Two parent-child sellers of illegal vaccines in China have been given a total of 25 years in prison, according to local news reports.
The Xinhua news agency, as quoted by Reuters, said that the mother-daughter pair were found guilty on January 24 for illegally buying up and then selling on a series of vaccines for rabies, meningitis and other areas. The drugs were said to be real, but obtained without the proper licences.
Pang Hongwei, who made around $11m from the illegal sales, was given two sentences adding up to 19 years' incarceration in total, as well as having all of her property confiscated.
Her daughter, Sun Qi, was hit with six years in prison for helping her mother and will have more than 7.4m yuan (around $1.1m) of her property confiscated, the court ruled.
The mother is said to have stored these vaccines (improperly, according to reports) in warehouses in Jinan and one other city, before then going on a selling spree with the meds across China.
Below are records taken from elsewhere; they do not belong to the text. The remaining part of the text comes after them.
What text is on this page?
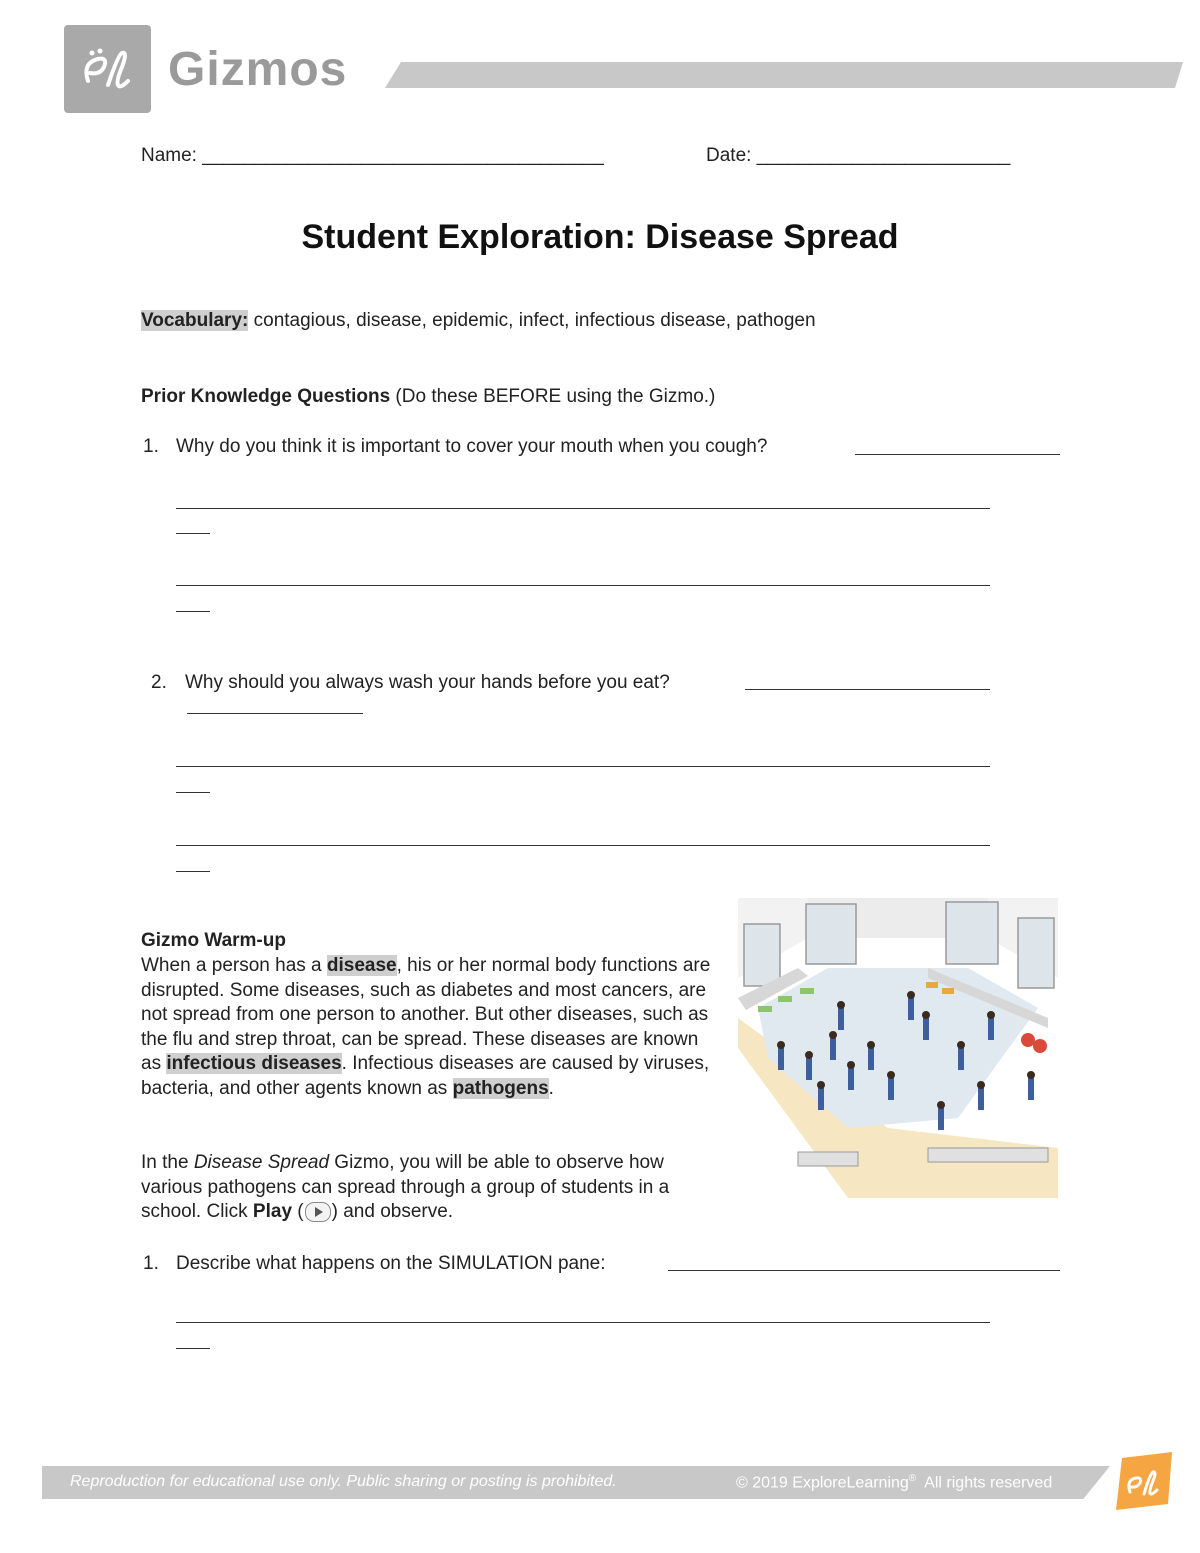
Gizmos
Name: ______________________________________	Date: ________________________
Student Exploration: Disease Spread
Vocabulary: contagious, disease, epidemic, infect, infectious disease, pathogen
Prior Knowledge Questions (Do these BEFORE using the Gizmo.)
1. Why do you think it is important to cover your mouth when you cough?
2. Why should you always wash your hands before you eat?
Gizmo Warm-up
When a person has a disease, his or her normal body functions are disrupted. Some diseases, such as diabetes and most cancers, are not spread from one person to another. But other diseases, such as the flu and strep throat, can be spread. These diseases are known as infectious diseases. Infectious diseases are caused by viruses, bacteria, and other agents known as pathogens.
In the Disease Spread Gizmo, you will be able to observe how various pathogens can spread through a group of students in a school. Click Play ( ) and observe.
1. Describe what happens on the SIMULATION pane:
Reproduction for educational use only. Public sharing or posting is prohibited.	© 2019 ExploreLearning®  All rights reserved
This was believed to have started back in 2011, and has been something of an embarrassment to medicines regulators in the country.
Last year, it was reported that the pair and their associates supplied substandard and unregistered products to 18 provinces across China. I has been claimed that they had distributed vaccines, immune globulin products and a biologic drug in quantities that would have approached $88m in value if sold at manufacturers' prices.
And this isn’t the first offence for Pang, and also goes some way to explain her extended sentences, as in 2009 she was handed a three-year prison sentence, with a five-year probationary period, for illegally trading vaccines in Heze, a city in Shandong.